En cas de résiliation du bail, [I] [T] sera tenue au paiement d’une indemnité mensuelle d’occupation égale au montant du loyer et des charges, indexée selon les stipulations contractuelles et, le cas échéant, révisé selon la réglementation applicable aux HLM, jusqu’à libération effective des lieux.

Sur les demandes accessoires :

Conformément aux dispositions de l’article 696 et dans les modalités décrites au présent article, [I] [T], qui succombe à l’instance, sera condamnée aux dépens de l’instance.

La situation économique respective des parties commande de rejeter la demande présentée par la SA VILOGIA au titre de l’article 700 du code de procédure civile.

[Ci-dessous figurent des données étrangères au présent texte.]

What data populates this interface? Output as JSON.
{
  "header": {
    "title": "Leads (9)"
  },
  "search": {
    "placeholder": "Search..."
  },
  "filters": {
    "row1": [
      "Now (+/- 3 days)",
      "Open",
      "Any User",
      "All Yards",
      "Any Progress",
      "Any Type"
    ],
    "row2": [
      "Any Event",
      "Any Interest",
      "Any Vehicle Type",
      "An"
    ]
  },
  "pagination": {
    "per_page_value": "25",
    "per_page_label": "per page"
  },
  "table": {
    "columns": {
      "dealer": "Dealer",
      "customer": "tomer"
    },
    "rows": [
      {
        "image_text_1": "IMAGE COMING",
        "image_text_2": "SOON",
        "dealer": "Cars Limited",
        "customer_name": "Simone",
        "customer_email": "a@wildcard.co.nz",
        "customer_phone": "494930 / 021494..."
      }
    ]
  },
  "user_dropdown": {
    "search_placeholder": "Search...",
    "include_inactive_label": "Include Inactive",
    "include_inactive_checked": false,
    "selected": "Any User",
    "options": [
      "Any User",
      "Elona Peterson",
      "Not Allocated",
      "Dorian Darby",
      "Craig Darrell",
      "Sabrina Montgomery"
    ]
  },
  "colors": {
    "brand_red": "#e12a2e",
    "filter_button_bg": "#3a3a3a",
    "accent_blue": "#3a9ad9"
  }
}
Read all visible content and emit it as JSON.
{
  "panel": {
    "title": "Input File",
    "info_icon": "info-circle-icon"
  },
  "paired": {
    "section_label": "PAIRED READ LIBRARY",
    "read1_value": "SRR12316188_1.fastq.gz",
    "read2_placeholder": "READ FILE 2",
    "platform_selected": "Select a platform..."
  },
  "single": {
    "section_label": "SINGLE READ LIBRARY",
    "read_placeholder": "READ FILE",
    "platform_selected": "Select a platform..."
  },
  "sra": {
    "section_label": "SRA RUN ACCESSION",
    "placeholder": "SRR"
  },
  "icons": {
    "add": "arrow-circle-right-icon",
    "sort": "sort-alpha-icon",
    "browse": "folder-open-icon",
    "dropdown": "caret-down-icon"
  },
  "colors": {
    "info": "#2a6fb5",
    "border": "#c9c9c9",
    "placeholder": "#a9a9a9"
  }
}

En application de l’article 514 du même code, il a lieu de rappeler l’exécution provisoire de droit du présent jugement.

PAR CES MOTIFS :

La juge des contentieux de la protection de Lille, statuant après débats publics, par décision contradictoire, rendue en premier ressort et mise à disposition au greffe,

DECLARE recevable l’action de la SA VILOGIA ;

ACCORDE l’aide juridictionnelle provisoire à [I] [T] ;

CONSTATE que les conditions d’acquisition de la clause résolutoire, figurant au bail conclu le 3 décembre 2009 entre la SA VILOGIA d’une part et [I] [T] d’autre part, et portant sur un immeuble à usage d’habitation n°211212 sis [Adresse 4], à [Localité 5], sont réunies depuis le 2 novembre 2023 ;

ORDONNE la suspension des effets de la clause résolutoire ;

CONDAMNE [I] [T] à payer à la SA VILOGIA la somme de 5.618,01 euros au titre des loyers et charges impayés au 31 octobre 2024 ;

POUR LA DETTE INCLUSE AU PLAN DE SURENDETTEMENT (3.077,14 euros)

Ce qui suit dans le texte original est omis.